Homes come in every size, style and price range. Knowing what you can afford at the beginning of your search saves you time and disappointment later on. The following calculations outline the process financial institutions use to determine what you can afford.

Lenders such as banks and trust companies allow you to spend approximately 32%* of your gross monthly income on housing costs (including property taxes, heating, and, if applicable, 50% of condominium fees. The ratio of debt to income is referred to as the Gross Debt Service ratio or GDS.
* Please note that many lenders are prepared to exceed these guidelines.

The second affordability rule is that your entire monthly debt load shouldn't be more than 40% of your gross monthly income. This includes housing costs and other debts, such as car loans and credit card payments. Lenders add up these debts to determine what percentage they are of your gross household monthly income. This is your Total Debt Service (TDS) ratio.
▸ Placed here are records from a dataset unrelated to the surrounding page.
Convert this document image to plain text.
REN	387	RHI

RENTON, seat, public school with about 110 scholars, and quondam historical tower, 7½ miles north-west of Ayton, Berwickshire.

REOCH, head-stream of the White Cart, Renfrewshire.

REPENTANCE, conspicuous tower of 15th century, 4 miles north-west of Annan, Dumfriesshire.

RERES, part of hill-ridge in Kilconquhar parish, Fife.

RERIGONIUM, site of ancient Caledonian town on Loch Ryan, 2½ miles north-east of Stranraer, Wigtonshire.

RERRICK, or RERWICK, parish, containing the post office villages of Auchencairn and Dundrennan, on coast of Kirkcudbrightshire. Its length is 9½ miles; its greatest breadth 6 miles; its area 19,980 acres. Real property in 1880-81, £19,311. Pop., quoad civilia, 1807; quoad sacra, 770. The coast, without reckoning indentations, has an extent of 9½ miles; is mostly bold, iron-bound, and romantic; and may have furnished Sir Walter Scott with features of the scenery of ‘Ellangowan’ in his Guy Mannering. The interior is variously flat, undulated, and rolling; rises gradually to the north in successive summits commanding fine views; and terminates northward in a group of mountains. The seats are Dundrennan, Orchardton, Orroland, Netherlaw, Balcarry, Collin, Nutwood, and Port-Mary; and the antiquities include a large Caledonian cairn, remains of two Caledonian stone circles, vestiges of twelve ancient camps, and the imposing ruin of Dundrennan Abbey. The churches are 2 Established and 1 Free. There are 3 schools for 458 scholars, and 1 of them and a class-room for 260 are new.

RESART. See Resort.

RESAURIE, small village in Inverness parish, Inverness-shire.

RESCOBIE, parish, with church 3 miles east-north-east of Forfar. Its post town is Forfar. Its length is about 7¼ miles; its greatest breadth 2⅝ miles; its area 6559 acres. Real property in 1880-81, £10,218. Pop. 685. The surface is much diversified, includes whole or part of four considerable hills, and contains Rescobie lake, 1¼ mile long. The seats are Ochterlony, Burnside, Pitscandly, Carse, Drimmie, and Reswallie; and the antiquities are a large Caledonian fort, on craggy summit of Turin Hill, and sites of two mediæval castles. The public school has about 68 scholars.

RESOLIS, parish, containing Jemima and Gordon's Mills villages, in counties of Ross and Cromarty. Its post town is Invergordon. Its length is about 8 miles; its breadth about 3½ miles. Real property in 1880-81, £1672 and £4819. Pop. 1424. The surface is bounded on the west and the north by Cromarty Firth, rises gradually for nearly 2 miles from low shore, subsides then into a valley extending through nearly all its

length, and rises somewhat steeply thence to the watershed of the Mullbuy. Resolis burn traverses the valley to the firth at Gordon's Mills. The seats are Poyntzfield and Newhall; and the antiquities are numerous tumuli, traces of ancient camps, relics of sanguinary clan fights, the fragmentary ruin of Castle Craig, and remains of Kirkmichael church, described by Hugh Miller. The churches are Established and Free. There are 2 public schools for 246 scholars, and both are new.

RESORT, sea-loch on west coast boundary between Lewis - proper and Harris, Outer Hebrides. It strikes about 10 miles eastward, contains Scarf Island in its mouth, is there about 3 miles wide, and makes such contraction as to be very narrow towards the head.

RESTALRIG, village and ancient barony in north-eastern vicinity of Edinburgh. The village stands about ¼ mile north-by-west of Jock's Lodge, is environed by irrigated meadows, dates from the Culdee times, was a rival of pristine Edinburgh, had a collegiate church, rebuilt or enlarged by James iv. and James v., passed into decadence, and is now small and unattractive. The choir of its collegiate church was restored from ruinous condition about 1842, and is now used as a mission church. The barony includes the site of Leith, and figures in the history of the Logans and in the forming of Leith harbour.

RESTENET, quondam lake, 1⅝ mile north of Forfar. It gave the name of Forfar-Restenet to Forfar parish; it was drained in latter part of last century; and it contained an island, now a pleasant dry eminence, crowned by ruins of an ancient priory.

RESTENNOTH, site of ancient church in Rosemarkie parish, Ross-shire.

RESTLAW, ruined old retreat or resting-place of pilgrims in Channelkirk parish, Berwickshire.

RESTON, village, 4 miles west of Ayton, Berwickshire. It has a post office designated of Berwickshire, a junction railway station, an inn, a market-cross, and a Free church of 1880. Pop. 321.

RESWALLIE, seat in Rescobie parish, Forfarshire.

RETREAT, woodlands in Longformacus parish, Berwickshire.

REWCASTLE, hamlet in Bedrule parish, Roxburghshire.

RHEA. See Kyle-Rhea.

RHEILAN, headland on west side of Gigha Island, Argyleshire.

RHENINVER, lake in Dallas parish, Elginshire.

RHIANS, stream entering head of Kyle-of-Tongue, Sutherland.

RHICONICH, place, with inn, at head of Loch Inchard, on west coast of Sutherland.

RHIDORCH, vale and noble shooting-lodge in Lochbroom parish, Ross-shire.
In addition to GDS and TDS ratios, financial institutions base their lending decision on your credit history, job stability and the amount of your down payment. Interest rates also affect the amount of financing you will be able to obtain.
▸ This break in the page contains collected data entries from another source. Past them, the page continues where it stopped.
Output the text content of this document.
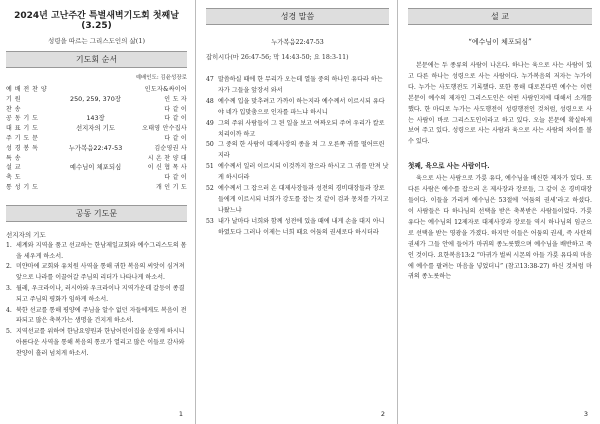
2024년 고난주간 특별새벽기도회 첫째날(3.25)
성령을 따르는 그리스도인의 삶(1)
기도회 순서
예배인도: 김윤성장로
예 배 전 찬 양		인도자&싸이어
기 원	250, 259, 370장	인 도 자
찬 송		다 같 이
공 동 기 도	143장	다 같 이
대 표 기 도	선지자의 기도	오태영 안수집사
주 기 도 문		다 같 이
성 경 봉 독	누가복음22:47-53	김순영권 사
특 송		시 온 찬 양 대
설 교	예수님이 체포되심	이 신 협 목 사
축 도		다 같 이
통 성 기 도		개 인 기 도
공동 기도문
선지자의 기도
1. 세계와 지역을 품고 선교하는 한남제일교회와 예수그리스도의 몸을 세우게 하소서.
2. 미얀마에 교회와 유치원 사역을 통해 귀한 복음의 씨앗이 심겨져 앞으로 나라를 이끌어갈 주님의 리더가 나타나게 하소서.
3. 월레, 우크라이나, 러시아와 우크라이나 지역가운데 갈등이 종결되고 주님의 평화가 임하게 하소서.
4. 북한 선교를 통해 평양에 주님을 알수 없던 자들에게도 복음이 전파되고 많은 축복가는 생명을 건지게 하소서.
5. 지역선교를 위하여 한남요양원과 한남어린이집을 운영케 하시니 아름다운 사역을 통해 복음의 통로가 열리고 많은 이들로 감사와 찬양이 흘러 넘치게 하소서.
1
성경 말씀
누가복음22:47-53
잡히시다(마 26:47-56; 막 14:43-50; 요 18:3-11)
47 말씀하실 때에 한 무리가 오는데 열둘 중의 하나인 유다라 하는 자가 그들을 앞장서 와서
48 예수께 입을 맞추려고 가까이 하는지라 예수께서 이르시되 유다야 네가 입맞춤으로 인자를 파느냐 하시니
49 그의 주위 사람들이 그 된 일을 보고 여짜오되 주여 우리가 칼로 치리이까 하고
50 그 중의 한 사람이 대제사장의 종을 쳐 그 오른쪽 귀를 떨어뜨린지라
51 예수께서 일러 이르시되 이것까지 참으라 하시고 그 귀를 만져 낫게 하시더라
52 예수께서 그 잡으러 온 대제사장들과 성전의 경비대장들과 장로들에게 이르시되 너희가 강도를 잡는 것 같이 검과 몽치를 가지고 나왔느냐
53 내가 날마다 너희와 함께 성전에 있을 때에 내게 손을 대지 아니하였도다 그러나 이제는 너희 때요 어둠의 권세로다 하시더라
2
설 교
“예수님이 체포되심”
본문에는 두 종류의 사람이 나온다. 하나는 육으로 사는 사람이 있고 다른 하나는 성령으로 사는 사람이다. 누가복음의 저자는 누가이다. 누가는 사도행전도 기록했다. 또한 통해 대로본다면 예수는 이런 본문이 예수의 제자인 그리스도인은 어떤 사람인지에 대해서 소개를 했다. 한 마디로 누가는 사도행전이 성령행전인 것처럼, 성령으로 사는 사람이 바로 그리스도인이라고 하고 있다. 오늘 본문에 확실하게 보여 주고 있다. 성령으로 사는 사람과 육으로 사는 사람의 차이를 볼 수 있다.
첫째, 육으로 사는 사람이다.
육으로 사는 사람으로 가룟 유다, 예수님을 배신한 제자가 있다. 또 다른 사람은 예수를 잡으러 온 제사장과 장로들, 그 같이 온 경비대장들이다. 이들을 가리켜 예수님은 53절에 ‘어둠의 권세’라고 하셨다. 이 사람들은 다 하나님의 선택을 받은 축복받은 사람들이었다. 가룟 유다는 예수님의 12제자로 대제사장과 장로들 역시 하나님의 임군으로 선택을 받는 영광을 가졌다. 하지만 이들은 어둠의 권세, 즉 사탄의 권세가 그들 안에 들어가 마귀의 종노릇했으며 예수님을 배반하고 죽인 것이다. 요한복음13:2 “마귀가 벌써 시몬의 아들 가룟 유다의 마음에 예수를 팔려는 마음을 넣었더니” (참고13:38-27) 하신 것처럼 마귀의 종노릇하는
3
David earns $40,000 annually and his partner Ruth earns $43,500. They have a car payment of $350 per month and a credit card payment of $150 per month.

How much can they afford monthly for housing?

David's monthly income                $3,333

($40,000 divided by 12)
Ruth's monthly income)                $3,625
($3,500 divided by 12)      
Total                                               $6,958
GDS ($6,958 x 32%)                  $2,226.56

They can afford to spend no more than $2,226.56 on monthly housing costs. How much can they afford with their other monthly payments?

Monthly Debts
Car Payment                                   $350
Credit Card Payment                      $150
Monthly Housing Cost            $2,226.56

Total                                        $2,726.56
TDS                                                  39%
($2,726.56 divided by $6,958)

Because their total debt including housing costs and all other monthly debts does not exceed 40%, they can afford to purchase a home.